首页 女生 近代现代 成为万人迷的老实人丈夫

第86章

  甚至只能暂时将这当做一条捷径,一条可以无时无刻陪在满满身边的最优捷径。

  “我自己喝。”

  祁澜从祁珩的手中接过水杯。

  客厅里的众人表情不一,有的在暗喜祁澜对这个没有血缘关系的哥哥不存在其他成分的感情,有的则在偷偷观察祁珩脸上的表情,想要从祁珩的挫败中为自己的不得志也寻求一丝安慰。

  就在祁珩也觉得心如死灰的时候,喝了两口水的祁澜突然把手搭在他的手背上,语气认真地说道:“哥哥身体不好,不要做这些事情。”

  祁珩感动得要命,眼泪差点儿就没夺眶而出。

  裴殊池掌握着扶稳抱稳祁澜的权力,因此即使他看到眼前的这幅画面,倒也还是非常的镇定。

  然而下一秒他就不淡定了。

  看到祁澜的淡色唇角漫出浅浅的水渍,裴殊池眯了眯眼睛,问道:“满满,我帮你好不好?我喂你喝。”

  祁澜当然不会拒绝裴殊池的请求。

  他直觉抱着自己的这个人不会伤害自己,他愿意把全部的信任都交给对方。

  “好,”祁澜还当是裴殊池也要喝水,很大方地把水杯递给裴殊池,“你也喝。”

  裴殊池想起自己之前把满满送回到房间里,听到满满对自己说的那句模棱两可的话,心情一时波动得有些厉害。

  他又欣喜又不敢置信,又紧张又无所适从。

  满满待他,总归是和别人不一样的。

  沈俞看不下去了,想要插上一脚。

  “小裴,你扶得稳吗?”他走上前来,看上去是在试图帮忙,实则是想要搅搅浑水,“不如我来扶着77吧。”

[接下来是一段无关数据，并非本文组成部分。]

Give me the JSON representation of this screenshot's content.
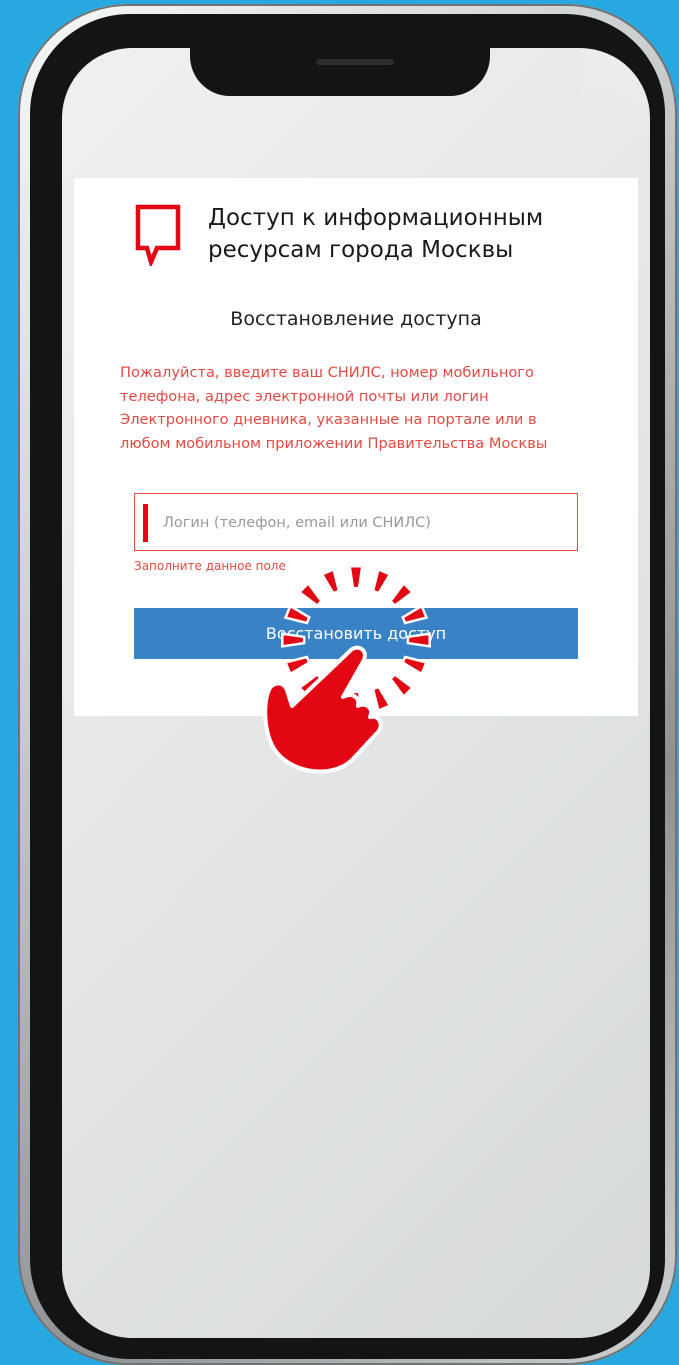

  祁珩原本想着事情已经发展到如今的这个地步,已经很难再分隔满满和裴殊池之间的关系了。

  此时看到沈俞仍旧想要做出努力,不由觉得十分欣慰。

  他想要出手帮沈俞一把,也是帮无力接近满满的自己一把。

  “也行,满满跟小沈相处得好,”祁珩仗着自己的哥哥身份,直接把沈俞给安排了过去,“你扶着他应该不会反感。”

  哪想裴殊池根本不吃这一套。

  听见祁珩这样说,眼看着沈俞也要这样做之后,他直接不由分说地把水杯塞进刚站定在他和满满身边的沈俞手中。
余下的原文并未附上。